Stylistically it’s very deliberately paying homage / directly imitating Hitchcock’s technicolour melodramas. The near constant orchestra accompaniment, coloured lighting, raw Northern California coastline... somebody’s been overdosing on Vertigo.
And as well as looking fab, I kind of admire the stylistic conceit. In the novel, Ratchet represents the square past, contrasting with MacMurphy - a beatnik antihero... just as Milos Foreman’s film and it’s unadorned naturalism is stylistically so at odds with Hitchcock’s deliberate theatricality.

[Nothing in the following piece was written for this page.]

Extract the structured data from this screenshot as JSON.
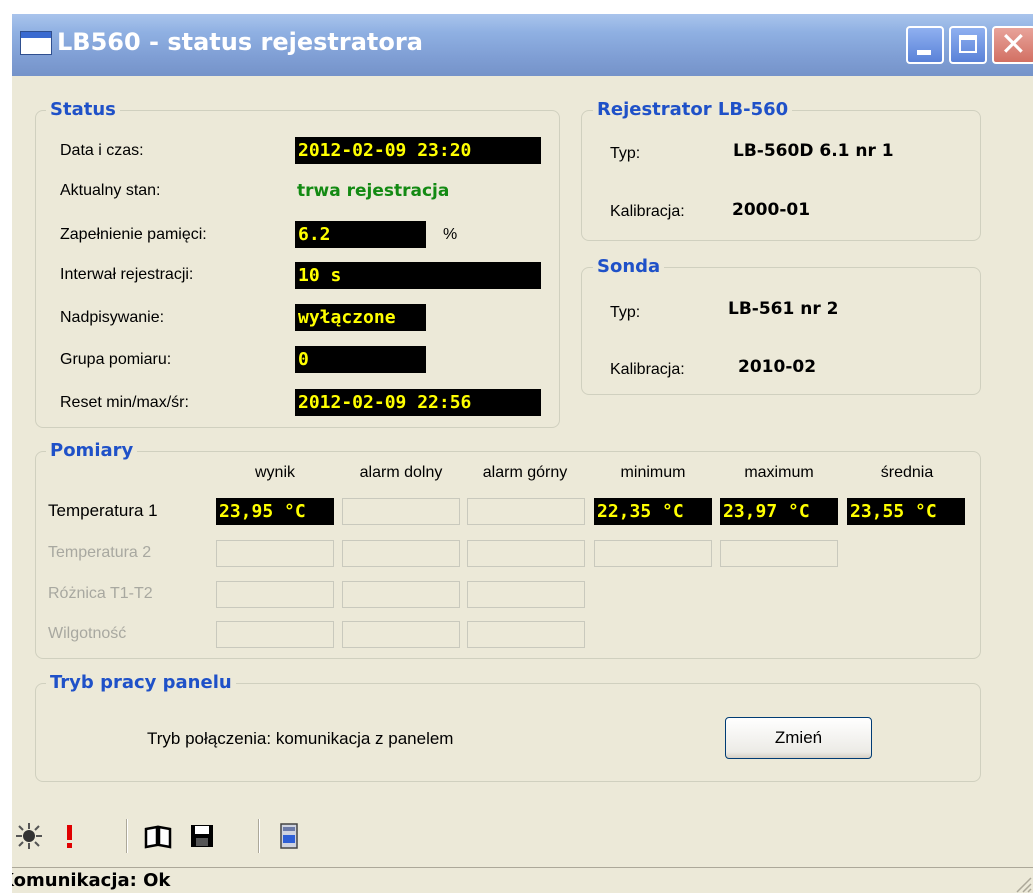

My main issue is with Ratched herself. While I love Sarah Paulson, and this has been lovingly created for her, she’s too old for the timeline. This series is set in 1947, and though the age of book-Ratched and the setting of the novel are both somewhat open to interpretation, for her to be 45 in the tv show, she’d be 61 in the year the novel is released. At any rate Sarah Paulson is already a couple of years older than Louise Fletcher was in the film, and film-Ratched is, I’d argue, canonical.
The tv show Ratched does come across as a younger woman. Uncertain of herself. Not yet any explanation of her unmarried/spinster life before she went to war as a nurse. If she had been in her late thirties or older it would surely be a big part of her backstory.
And it’s the backstory that I think is the mistake. This Ratched is traumatised from childhood, and has a casual relationship with covering up / facilitating murder. She’s a cold and scary woman, and so is the Ratched of cuckoos nest... but in a different way. That Ratched is terrifying precisely because she isn’t psychotic or unhinged. Her awfulness is in the mundane, officious, petty exertion of power that exists in middle managers everywhere. Ratched in Cuckoo’s Nest isn’t a psychopath or a criminal mastermind: she’s just a bully given unlimited rein to ruin people’s lives by the state. That’s the point. And this show misses that point by a mile.